4. Ms Capel also submitted that the Conclusive Grounds decision regarding trafficking post-dated the appellant's criminal conviction and the decision to make a deportation order. In effect, the Competent Authority had concluded that the appellant had been trafficked on at least two occasions, on both occasions, he had been used to cultivate cannabis.
5. Ms Capel's submissions were well made and accept them. There is also another powerful factor at operation in the appellant's case. The Secretary of State's case is that the appellant, with the assistance of the FRS, can return to Vietnam and live safely there without being re-trafficked. The appellant's experience would seem to indicate otherwise. He has returned once before, has been located by traffickers and returned to the United Kingdom where he was a second time and forced to work for traffickers and/or their associates cultivating cannabis.
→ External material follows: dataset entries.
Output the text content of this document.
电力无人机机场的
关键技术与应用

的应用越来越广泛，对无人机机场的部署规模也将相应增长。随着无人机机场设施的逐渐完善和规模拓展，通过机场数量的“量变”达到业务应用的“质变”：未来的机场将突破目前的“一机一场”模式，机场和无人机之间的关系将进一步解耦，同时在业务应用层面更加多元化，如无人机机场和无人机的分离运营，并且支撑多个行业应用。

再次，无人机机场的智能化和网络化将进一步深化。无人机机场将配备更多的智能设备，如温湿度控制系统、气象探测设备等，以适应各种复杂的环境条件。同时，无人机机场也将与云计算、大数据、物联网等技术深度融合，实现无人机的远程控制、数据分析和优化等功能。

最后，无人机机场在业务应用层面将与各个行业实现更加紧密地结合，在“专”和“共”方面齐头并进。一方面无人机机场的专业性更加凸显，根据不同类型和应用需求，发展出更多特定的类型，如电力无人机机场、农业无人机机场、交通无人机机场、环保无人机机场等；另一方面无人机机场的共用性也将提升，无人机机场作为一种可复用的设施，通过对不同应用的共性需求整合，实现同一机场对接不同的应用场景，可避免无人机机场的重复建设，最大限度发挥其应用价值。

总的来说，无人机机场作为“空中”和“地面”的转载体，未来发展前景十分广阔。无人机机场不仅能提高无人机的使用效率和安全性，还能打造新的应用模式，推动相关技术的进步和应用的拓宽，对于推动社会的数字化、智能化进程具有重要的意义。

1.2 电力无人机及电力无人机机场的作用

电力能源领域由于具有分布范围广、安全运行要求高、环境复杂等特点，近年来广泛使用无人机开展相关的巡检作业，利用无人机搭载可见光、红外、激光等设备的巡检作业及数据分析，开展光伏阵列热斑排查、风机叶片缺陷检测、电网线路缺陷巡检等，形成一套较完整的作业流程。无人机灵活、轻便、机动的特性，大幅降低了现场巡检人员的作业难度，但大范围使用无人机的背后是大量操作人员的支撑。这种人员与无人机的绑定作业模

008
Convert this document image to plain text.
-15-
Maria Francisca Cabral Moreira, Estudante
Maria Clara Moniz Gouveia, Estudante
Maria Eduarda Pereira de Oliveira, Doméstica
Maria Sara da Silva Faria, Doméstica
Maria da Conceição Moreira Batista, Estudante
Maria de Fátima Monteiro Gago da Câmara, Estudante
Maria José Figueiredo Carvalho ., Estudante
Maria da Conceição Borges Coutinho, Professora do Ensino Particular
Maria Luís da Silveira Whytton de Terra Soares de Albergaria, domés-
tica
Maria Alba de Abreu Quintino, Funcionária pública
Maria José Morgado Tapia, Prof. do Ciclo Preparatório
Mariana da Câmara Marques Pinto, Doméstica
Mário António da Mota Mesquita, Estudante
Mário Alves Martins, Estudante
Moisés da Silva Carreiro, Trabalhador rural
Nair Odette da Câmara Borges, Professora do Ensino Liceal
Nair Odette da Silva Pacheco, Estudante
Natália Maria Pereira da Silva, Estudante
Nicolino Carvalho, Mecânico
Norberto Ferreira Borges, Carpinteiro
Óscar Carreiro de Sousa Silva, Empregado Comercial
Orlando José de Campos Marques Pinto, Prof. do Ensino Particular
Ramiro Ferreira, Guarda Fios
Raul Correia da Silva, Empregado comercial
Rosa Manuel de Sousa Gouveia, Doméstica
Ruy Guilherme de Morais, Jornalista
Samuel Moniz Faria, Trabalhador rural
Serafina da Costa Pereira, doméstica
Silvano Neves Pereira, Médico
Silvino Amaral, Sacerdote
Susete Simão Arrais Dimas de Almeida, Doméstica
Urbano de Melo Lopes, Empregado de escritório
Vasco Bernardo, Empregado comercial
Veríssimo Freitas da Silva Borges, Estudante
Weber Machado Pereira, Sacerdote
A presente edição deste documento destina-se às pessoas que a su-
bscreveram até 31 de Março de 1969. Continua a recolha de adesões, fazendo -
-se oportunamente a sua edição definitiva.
Past persecution or ill-treatment is a strong indicator of the likelihood of such treatment occurring in the future and the appellant's experience would appear to fit that paradigm. The appellant's circumstances now are not materially different from the last time he was removed and re-trafficked. Moreover, the Secretary of State's arguments regarding the availability of internal flight and shelter accommodation (arguments not supported by Dr Tran, the expert witness) are not compelling. Judge Herwald has considered all the evidence which was relevant and has not taken into account the irrelevant evidence. The judge has reached conclusions which were available to the Tribunal on the evidence. Indeed, the reasons I gave above, I find that his assessment of risk on return was legally sound. The Secretary of State's appeal is dismissed.
Notice of Decision

This appeal is dismissed.

Direction Regarding Anonymity - Rule 14 of the Tribunal Procedure (Upper Tribunal) Rules 2008

Unless and until a Tribunal or court directs otherwise, the appellant is granted anonymity. No report of these proceedings shall directly or indirectly identify him or any member of their family. This direction applies both to the appellant and to the respondent. Failure to comply with this direction could lead to contempt of court proceedings.


Signed Date 1 February 2019

Upper Tribunal Judge Lane



No fee is paid or payable and therefore there can be no fee award.